We derive new boundary conditions and implementation procedures for nonlinear initial boundary value problems (IBVPs) with non-zero boundary data that lead to bounded solutions. The new boundary procedure is applied to nonlinear IBVPs on skew-symmetric form, including dissipative terms. The complete procedure has two main ingredients. In the first part (published in [1, 2]), the energy and entropy rate in terms of a surface integral with boundary terms was produced for problems with first derivatives. In this second part we complement it by adding second derivative dissipative terms and bound the boundary terms. We develop a new nonlinear boundary procedure which generalise the characteristic boundary procedure for linear problems. Both strong and weak imposition of the nonlinear boundary conditions with non-zero boundary data are considered, and we prove that the solution is bounded. The boundary procedure is applied to four important IBVPs in computational fluid dynamics: the incompressible Euler and Navier-Stokes, the shallow water and the compressible Euler equations. Finally we show that stable discrete approximations follow by using summation-by-parts operators combined with weak boundary conditions.

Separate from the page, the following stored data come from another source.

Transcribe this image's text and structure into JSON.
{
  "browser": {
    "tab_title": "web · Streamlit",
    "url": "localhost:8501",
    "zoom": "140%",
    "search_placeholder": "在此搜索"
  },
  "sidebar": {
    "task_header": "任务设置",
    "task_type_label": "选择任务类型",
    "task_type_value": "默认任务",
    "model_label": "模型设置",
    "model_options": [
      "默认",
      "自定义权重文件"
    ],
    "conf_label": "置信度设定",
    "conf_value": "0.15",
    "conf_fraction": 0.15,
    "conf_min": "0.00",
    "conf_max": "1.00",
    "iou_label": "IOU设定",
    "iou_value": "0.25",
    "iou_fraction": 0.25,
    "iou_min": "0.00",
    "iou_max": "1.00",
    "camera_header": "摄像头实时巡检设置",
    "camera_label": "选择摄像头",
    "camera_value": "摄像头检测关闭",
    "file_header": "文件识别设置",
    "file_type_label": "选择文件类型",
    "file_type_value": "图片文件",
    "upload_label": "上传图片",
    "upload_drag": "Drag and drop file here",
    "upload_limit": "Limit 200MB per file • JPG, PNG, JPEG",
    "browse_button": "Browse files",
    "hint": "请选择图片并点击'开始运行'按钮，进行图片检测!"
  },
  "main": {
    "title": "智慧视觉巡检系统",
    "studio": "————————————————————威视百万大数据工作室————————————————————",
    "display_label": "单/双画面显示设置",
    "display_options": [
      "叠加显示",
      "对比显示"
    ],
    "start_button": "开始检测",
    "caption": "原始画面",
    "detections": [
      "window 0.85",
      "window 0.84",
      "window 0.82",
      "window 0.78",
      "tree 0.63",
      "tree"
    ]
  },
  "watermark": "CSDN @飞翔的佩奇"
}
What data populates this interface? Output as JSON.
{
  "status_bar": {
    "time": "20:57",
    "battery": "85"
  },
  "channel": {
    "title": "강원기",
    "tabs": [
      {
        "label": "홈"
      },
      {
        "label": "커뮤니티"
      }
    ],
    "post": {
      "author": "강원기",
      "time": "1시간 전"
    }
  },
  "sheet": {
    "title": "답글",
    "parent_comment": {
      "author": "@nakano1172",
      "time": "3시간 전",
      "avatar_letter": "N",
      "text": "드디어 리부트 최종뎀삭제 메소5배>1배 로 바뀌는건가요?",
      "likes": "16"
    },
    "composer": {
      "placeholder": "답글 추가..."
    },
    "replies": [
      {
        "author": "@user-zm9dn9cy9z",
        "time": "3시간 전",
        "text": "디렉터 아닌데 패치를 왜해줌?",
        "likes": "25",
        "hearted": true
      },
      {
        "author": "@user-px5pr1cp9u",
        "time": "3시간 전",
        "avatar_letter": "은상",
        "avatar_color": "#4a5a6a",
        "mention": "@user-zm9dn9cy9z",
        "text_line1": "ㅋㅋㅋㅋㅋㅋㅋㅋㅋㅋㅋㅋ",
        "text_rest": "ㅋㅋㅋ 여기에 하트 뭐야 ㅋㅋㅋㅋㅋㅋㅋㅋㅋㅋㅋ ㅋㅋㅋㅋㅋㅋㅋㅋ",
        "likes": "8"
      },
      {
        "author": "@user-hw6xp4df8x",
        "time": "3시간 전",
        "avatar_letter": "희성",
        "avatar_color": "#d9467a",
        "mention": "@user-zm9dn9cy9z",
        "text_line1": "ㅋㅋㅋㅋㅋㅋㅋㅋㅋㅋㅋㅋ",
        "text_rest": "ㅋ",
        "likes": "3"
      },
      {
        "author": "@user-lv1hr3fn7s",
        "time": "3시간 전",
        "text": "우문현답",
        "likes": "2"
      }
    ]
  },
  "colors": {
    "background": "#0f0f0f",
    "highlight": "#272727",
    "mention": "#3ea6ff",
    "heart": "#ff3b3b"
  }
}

翻译：我们针对具有非零边界数据的非线性初边值问题（IBVPs），推导出能确保解有界的新边界条件及实现流程。该新边界处理方法适用于包含耗散项的反对称形式非线性初边值问题。完整流程包含两大要素：第一部分（发表于文献[1,2]）中，我们针对含一阶导数的问题，建立了以边界项表征的曲面能量与熵率积分表达式；本第二部分则通过添加二阶导数耗散项并约束边界项加以完善。我们发展了非线性的特征边界处理方法，将线性问题的特征边界方法加以推广。本文同时考虑了强加与弱加两种非线性边界条件施加方式（针对非零边界数据），并证明了解的有界性。将该边界处理方法应用于计算流体动力学中四个重要的初边值问题：不可压缩欧拉方程与纳维-斯托克斯方程、浅水波方程及可压缩欧拉方程。最后，通过采用求和分部算子结合弱边界条件，验证了稳定离散逼近的可实现性。